Par Michel Dufour
Date de publication originale : 2005 (Alire & M. Jobin)
Genres : Suspense financier, procédure policière
Personnage principal : Tony Wiley, escroc
Site de l’auteur : http://www.alire.com/Auteurs/Jobin.html
Je n’ai pas lu le premier roman de Michel Jobin, La Trajectoire du pion, prix 2002 du Salon du livre du Saguenay-Lac Saint-Jean. Cette année, au Salon du livre de Montréal, on m’a conseillé la lecture de ce dernier roman de Michel Jobin que je ne connaissais pas: la Maison d’édition Alire a produit plus d’une centaine de titres et plusieurs des auteurs auraient une réputation internationale bien méritée s’ils étaient plus connus en Europe. Probablement que Jobin ferait partie de ces auteurs. Né en 1968, formé en actuariat et en informatique, sans doute passionné de F1, amateur de bières et de bons vins, apparemment familier avec la Thaïlande et la nourriture asiatique, Jobin a cette capacité d’utiliser ses expériences et ses connaissances pour garantir la crédibilité de ses histoires et la consistance de ses personnages. Ça devient d’ailleurs un peu ironique que, pour se renseigner sur le genre de magouilles économiques qui déterminent réellement le devenir du monde, on ait intérêt à lire des polars (Pelletier, Jobin, Le Roy, Larsson et même Donna Leon), pendant que les émissions d’informations télévisées se repaissent de psychodrames politiques.
Dès le début de l’histoire, j’ai été plutôt surpris de voir ce très québécois Bob Boudrias, tueur à gages, mêlé à l’assassinat d’un célèbre avocat londonien à Kensington Park, et dont on devine qu’il exécute un contrat d’envergure internationale. Très tôt, toutefois, la réticence se résorbe devant le modus operandi des deux malfrats, qui rappellent vaguement ceux de Pulp Fiction. Puis, ça décolle : Londres, Bangkok, Montréal.
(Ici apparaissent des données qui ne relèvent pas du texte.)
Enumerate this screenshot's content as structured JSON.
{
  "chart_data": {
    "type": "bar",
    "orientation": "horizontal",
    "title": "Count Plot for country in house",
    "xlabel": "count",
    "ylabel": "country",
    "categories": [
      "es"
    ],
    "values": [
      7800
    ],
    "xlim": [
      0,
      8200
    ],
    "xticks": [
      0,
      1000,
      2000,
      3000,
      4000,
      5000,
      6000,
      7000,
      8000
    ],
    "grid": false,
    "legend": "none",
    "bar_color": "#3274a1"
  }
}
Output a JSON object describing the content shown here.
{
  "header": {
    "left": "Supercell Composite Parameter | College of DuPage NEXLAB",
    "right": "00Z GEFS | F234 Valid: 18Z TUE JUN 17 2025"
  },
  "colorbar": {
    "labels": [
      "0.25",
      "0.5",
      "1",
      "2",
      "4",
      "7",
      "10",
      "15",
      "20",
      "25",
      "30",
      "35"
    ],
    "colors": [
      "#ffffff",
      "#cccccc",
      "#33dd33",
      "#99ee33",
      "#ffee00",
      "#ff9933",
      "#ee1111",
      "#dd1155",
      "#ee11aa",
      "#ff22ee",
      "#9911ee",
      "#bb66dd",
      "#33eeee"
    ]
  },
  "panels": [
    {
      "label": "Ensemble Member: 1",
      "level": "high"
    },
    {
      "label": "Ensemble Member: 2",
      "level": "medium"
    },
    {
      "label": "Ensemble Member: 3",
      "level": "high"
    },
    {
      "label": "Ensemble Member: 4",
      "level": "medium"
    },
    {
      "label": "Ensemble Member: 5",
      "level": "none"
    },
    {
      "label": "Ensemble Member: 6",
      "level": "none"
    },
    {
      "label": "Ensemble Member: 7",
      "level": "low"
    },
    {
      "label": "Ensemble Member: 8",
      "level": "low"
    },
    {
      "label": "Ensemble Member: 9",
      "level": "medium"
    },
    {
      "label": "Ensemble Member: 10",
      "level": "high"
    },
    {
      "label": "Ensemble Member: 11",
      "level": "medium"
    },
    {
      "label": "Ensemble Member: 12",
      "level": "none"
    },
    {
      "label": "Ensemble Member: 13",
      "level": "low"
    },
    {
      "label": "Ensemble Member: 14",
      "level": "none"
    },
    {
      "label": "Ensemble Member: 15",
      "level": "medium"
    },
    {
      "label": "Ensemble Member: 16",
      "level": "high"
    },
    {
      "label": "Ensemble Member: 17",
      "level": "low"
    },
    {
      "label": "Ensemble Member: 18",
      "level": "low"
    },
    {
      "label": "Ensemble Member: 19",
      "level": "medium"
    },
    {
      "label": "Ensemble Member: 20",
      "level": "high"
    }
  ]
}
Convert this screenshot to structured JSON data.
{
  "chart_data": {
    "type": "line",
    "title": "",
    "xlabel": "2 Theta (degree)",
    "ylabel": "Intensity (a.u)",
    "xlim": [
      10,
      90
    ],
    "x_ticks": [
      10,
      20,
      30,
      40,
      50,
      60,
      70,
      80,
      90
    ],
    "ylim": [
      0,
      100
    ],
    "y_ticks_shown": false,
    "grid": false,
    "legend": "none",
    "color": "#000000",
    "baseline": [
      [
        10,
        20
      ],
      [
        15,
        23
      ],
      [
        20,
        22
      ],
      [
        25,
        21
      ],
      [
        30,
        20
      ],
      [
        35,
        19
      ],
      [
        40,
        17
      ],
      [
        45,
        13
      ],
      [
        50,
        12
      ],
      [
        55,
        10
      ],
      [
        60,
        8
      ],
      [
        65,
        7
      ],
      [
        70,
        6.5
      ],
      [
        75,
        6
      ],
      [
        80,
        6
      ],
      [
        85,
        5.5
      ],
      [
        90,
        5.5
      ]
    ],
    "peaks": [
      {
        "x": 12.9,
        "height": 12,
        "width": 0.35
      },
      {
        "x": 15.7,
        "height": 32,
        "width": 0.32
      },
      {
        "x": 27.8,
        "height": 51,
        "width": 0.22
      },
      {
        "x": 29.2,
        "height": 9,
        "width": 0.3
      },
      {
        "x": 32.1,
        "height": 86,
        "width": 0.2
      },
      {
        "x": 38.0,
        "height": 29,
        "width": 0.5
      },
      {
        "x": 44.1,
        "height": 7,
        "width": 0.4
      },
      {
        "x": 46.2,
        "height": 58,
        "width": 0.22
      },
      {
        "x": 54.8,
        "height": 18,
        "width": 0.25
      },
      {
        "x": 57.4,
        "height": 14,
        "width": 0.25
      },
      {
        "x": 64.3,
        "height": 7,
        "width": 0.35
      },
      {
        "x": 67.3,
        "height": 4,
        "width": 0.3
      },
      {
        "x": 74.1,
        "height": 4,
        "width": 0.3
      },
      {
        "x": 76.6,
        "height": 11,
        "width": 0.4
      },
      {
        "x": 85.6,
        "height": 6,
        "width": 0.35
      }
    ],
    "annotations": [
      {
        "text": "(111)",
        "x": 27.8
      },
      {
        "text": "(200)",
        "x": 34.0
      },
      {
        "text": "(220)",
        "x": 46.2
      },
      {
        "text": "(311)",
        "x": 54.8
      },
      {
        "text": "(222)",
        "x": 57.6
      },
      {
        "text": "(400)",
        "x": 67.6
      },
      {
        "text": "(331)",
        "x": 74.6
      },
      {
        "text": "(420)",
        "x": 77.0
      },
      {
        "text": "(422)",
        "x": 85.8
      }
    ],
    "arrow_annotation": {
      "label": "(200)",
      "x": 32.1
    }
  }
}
Pas à l’emporte-pièce comme chez Le Roy. Mais méthodiquement, stratégie des petits pas : présentation des principaux personnages sur leur lieu de travail, histoire d’une petite compagnie québécoise qui profite de la mondialisation pour se constituer en multinationale, biographie d’un petit truand devenu éminent criminel et homme d’affaires respecté des grands de ce monde. Contre lui, la GRC (Gendarmerie royale canadienne), le SCRS (Service canadien du renseignement de sécurité), Scotland Yard et la Police Royale de Thaïlande; mais ces honorables institutions sont handicapées par leur insertion, pourtant logique, à l’intérieur d’une autorité politique. De plus, les ruses des grands financiers pour faire apparaître ou disparaître l’argent tiennent des astuces de Houdini. Dans ce domaine, Jobin manifeste toute sa compétence. Pour certains lecteurs, c’est sans doute un peu long et didactique; pour d’autres, c’est indispensable pour bien comprendre les mécanismes utilisés par les magnats de l’économie et le sens des recherches policières.
C’est un peu le même monde que celui de Jean-Jacques Pelletier, mais on tourne les pages moins rapidement, et on va même relire certains passages. En simplifiant, Pelletier illustre les effets concrets des grandes magouilles, alors que Jobin décrit plutôt leurs mécanismes occultes, les dispositifs d’accumulation et de fuite ou de disparition des capitaux. Dans ce cas-ci, ce sont les corps policiers qui s’agitent mais, souvent, contre ce qui ressemble à des moulins à vent. Leur avantage vient de ce qu’ils peuvent parfois jouer la carte de la solidarité, facilitée par la communication électronique; alors que l’apparente solidarité des Méchants, fondée sur le profit immédiat et personnel, se fissure gravement quand le bateau menace de couler.
Comment Jobin parviendra-t-il à se renouveler après avoir décrit si minutieusement le monde de la finance? Et l’épilogue n’équivaut-il pas à une quasi-promesse de suite? Le fait de se poser ces questions ne signifie-t-il pas qu’on s’en ennuie déjà?